Ich stimme Ihnen soweit zu, daß der türkische Nationalstolz im Land etwas abgedriftet ist und die Geschichtsbücher zT neu geschrieben werden müssen. Allerdings muss dazu vorher erstmal klar sein, was denn defacto tatsächlich passiert ist. Erdogan hatte bei Merkels Besuch 2010 nochmals wiederholt, daß die türkischen Staatsarchive offen sind:
MP´Erdogan: „…Unsere Haltung ist diesbezüglich ja bekannt. Wir sagen: Die Historiker sollten das übernehmen und sollten das lösen; die Parlamente sind nicht der Schauplatz für die Lösung dieses Problems. Ich habe im Jahr 2005 einen Brief an Herrn Kotscharjan [ehem Präsident Armeniens] geschrieben und bislang keine Antwort bekommen…“
Da frag ich mich, warum öffnet Armenien seine Staatsarchive nicht auch? Und Frankreich erklärt mal eben wegen ein paar Wählerstimmen von sich aus die Sache zum Genozid. Nennt man sowas im Westen sachliche Argumentation, oder was?
Nachtrag:
hier der ganze Text mit Merkel und Erdogan
http://www.migazin.de/2010/03/31/recep-tayyip-erdogan-und-angela-merkel-im-wortlaut/4/
Optimist schauen Sie mal unter:
http://www.fes-gegen-rechtsextremismus.de/pdf_11/FES-Studie%2BDie%2BAbwertung%2Bder%2BAnderen.pdf
Glauben Sie nicht auch, dass man den Begriff Völkermord instrumentalisieren kann – Schadenersatzklagen, weiterer Nachschub der Diffarmierung der Türken in Deutschland und Europa, Narrenfreiheit der Armenier, auch wenn diese im Bergkarabachkonflikt ethnische Säuberungen begehen und und und…
In der Studie “Die Abwertung der Anderen” wird auch gesagt, dass bei manchen Einheimischen die Vorurteile so tief verankert sind, dass Sie sie gar nicht mehr revidieren wollen, eben weil diese Menschen ihre Identität durch die Abwertung der “Anderen” und “Fremden” aufbauen!
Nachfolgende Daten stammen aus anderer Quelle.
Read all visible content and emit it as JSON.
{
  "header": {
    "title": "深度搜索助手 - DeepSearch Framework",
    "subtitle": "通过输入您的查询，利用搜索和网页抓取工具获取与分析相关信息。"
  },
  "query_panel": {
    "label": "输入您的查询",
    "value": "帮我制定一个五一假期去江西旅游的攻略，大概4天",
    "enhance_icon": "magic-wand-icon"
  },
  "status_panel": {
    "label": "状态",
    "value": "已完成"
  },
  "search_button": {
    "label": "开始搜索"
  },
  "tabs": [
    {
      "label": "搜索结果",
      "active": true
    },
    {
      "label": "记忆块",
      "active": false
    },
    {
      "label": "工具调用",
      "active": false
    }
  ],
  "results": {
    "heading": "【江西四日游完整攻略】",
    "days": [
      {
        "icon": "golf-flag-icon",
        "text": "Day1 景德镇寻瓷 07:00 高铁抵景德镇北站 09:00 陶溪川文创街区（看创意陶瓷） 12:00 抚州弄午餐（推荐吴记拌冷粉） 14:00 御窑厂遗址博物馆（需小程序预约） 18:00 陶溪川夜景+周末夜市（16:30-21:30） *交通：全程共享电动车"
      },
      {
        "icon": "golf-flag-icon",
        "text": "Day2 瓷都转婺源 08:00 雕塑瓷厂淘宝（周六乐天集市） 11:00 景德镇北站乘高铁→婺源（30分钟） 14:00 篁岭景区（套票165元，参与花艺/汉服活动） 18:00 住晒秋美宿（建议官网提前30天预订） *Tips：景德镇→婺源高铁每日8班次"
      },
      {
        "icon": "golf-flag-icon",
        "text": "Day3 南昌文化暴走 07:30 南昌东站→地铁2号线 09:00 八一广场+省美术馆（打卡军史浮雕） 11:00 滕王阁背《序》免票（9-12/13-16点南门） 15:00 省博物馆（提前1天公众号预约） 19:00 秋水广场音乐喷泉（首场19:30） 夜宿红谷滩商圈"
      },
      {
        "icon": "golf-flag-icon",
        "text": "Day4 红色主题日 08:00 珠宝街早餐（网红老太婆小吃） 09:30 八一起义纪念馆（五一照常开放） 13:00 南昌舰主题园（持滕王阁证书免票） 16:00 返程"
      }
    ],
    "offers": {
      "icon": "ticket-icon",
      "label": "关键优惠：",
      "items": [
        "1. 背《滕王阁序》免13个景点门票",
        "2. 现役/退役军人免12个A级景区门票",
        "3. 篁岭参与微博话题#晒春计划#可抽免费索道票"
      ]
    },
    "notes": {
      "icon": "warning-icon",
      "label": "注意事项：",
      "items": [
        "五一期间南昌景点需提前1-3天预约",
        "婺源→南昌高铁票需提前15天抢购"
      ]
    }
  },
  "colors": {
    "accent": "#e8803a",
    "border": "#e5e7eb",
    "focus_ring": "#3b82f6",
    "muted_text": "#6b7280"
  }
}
Sie können also noch und nöcher Fakten auf den Tisch legen, diese Leute haben ein “Weltbild” – wissen Sie, was das heißt? Das heißt, dass Sie als Türke geniun böse, verwerflich und gefährlich sind und die Deutschen per se zu den Guten und Gerechten gehören!
Ergo: Sie sollten sich an die Mehrheit der offenen Menschen in diesem unseren Land wenden, nicht an die verkappte Minderheit der Ideologen dieses Landes!
Wenn Millionen Deutsche etwas aus ihrer Geschichte gelernt hätten, dann hätte es auch keinen Sarrazin gegeben, haben Sie das denn überhaupt nicht verstanden???
@ Shanelle
Und das sind gängige Methoden
http://derailingfordummies.com/
Ja und wegen instrumentalisieren, da sollte man sich mal fragen, wer denn davon profitiert…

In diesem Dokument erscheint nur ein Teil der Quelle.